Perchlorate, an ingredient in rocket fuels, was first discovered in Rialto's groundwater in 1997.
Using test data reported by Goodrich Corp., which operated a facility in Rialto in the 1950s and 1960s that is thought to be a source of perchlorate contamination, the paper's authors conclude some wells are now measuring water 200 times more contaminated than last year.
"The evidence suggests the perchlorate contamination problem in Rialto is not getting better, it's getting worse," said the report's lead author, Sujatha Jahagirdar.
"It also shows very clearly the negligence and recalcitrance of the corporations responsible for polluting the area," he said.
The report hypothesizes that heavy rains last winter raised the water table and that the water splashed previously dry, perchlorate-laced soils and created a new "pulse" of contamination.
The report said that the new pollution pulse threatens several wells around PW-2, the well from which the data was gathered.
But the report, dubbed the "White Paper," is only one element of a renewed vigor surrounding the issue of perchlorate contamination, responsibility and cleanup, all of which remain far from resolved.
The City Council on Tuesday took symbolic action, approving a three-pronged resolution calling on the Santa Ana Regional Water Quality Control Board to issue cleanup orders to Goodrich Corp., Emhart Corp. and other perchlorate dumpers and calling on the county Board of Supervisors to join the city in its efforts to effect cleanup.
The council also authorized $22,000 for the distribution of "Blast From the Past," a perchlorate-education DVD produced by Cal State San Bernardino, to each of Rialto's 32,000 households.
"The longer nothing is done, the longer it will take to solve this problem," City Attorney Robert Owen said. "This is such a huge problem, we can't afford to not keep up public awareness."

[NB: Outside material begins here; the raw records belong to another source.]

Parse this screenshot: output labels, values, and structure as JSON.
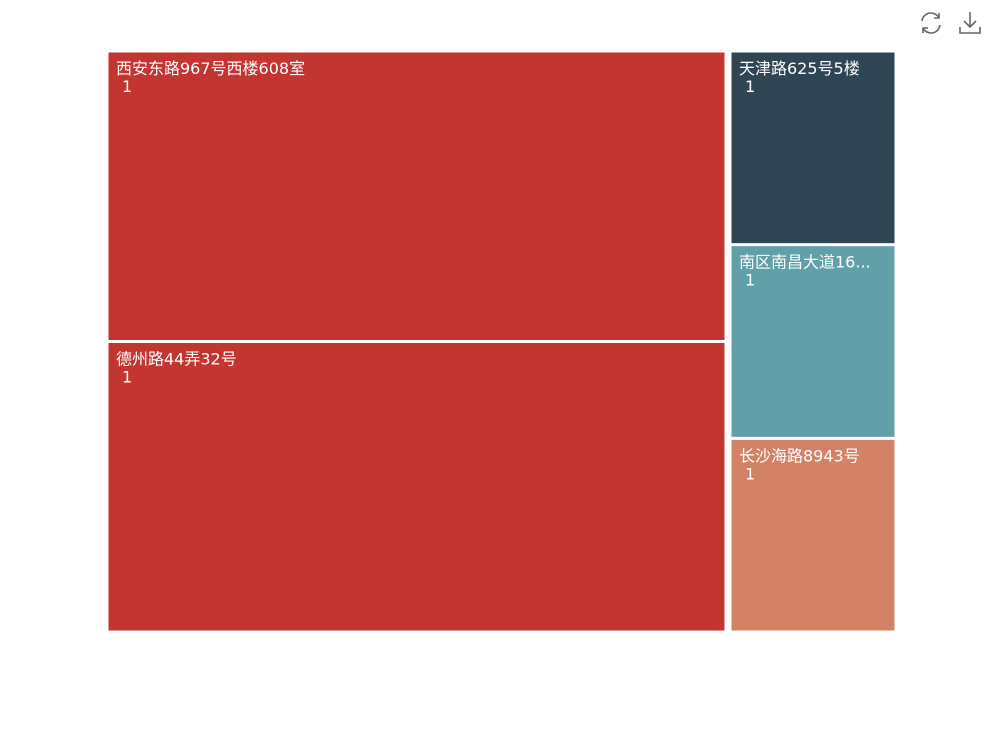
{
  "toolbox": {
    "restore_icon": "refresh-icon",
    "save_icon": "download-icon"
  },
  "chart_data": {
    "type": "treemap",
    "items": [
      {
        "name": "西安东路967号西楼608室",
        "label": "西安东路967号西楼608室",
        "value": 1,
        "color": "#c23531"
      },
      {
        "name": "德州路44弄32号",
        "label": "德州路44弄32号",
        "value": 1,
        "color": "#c23531"
      },
      {
        "name": "天津路625号5楼",
        "label": "天津路625号5楼",
        "value": 1,
        "color": "#2f4554"
      },
      {
        "name": "南区南昌大道16...",
        "label": "南区南昌大道16...",
        "value": 1,
        "color": "#61a0a8"
      },
      {
        "name": "长沙海路8943号",
        "label": "长沙海路8943号",
        "value": 1,
        "color": "#d48265"
      }
    ]
  }
}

Davin Diaz of the Center of Community Action and Environmental Justice in San Bernardino said he, along with other environmentalist groups, had prodded the city to seek a symbolic resolution.
"It is an outrage that so little has happened to address this problem since 1997," Diaz said. "The county and the city should be working together to pressure these multibillion-dollar corporations who have the ability and responsibility to pay."
Estimates of the total cleanup cost on the plume of perchlorate contamination stretching beneath Rialto and Colton have ranged up to $200 million.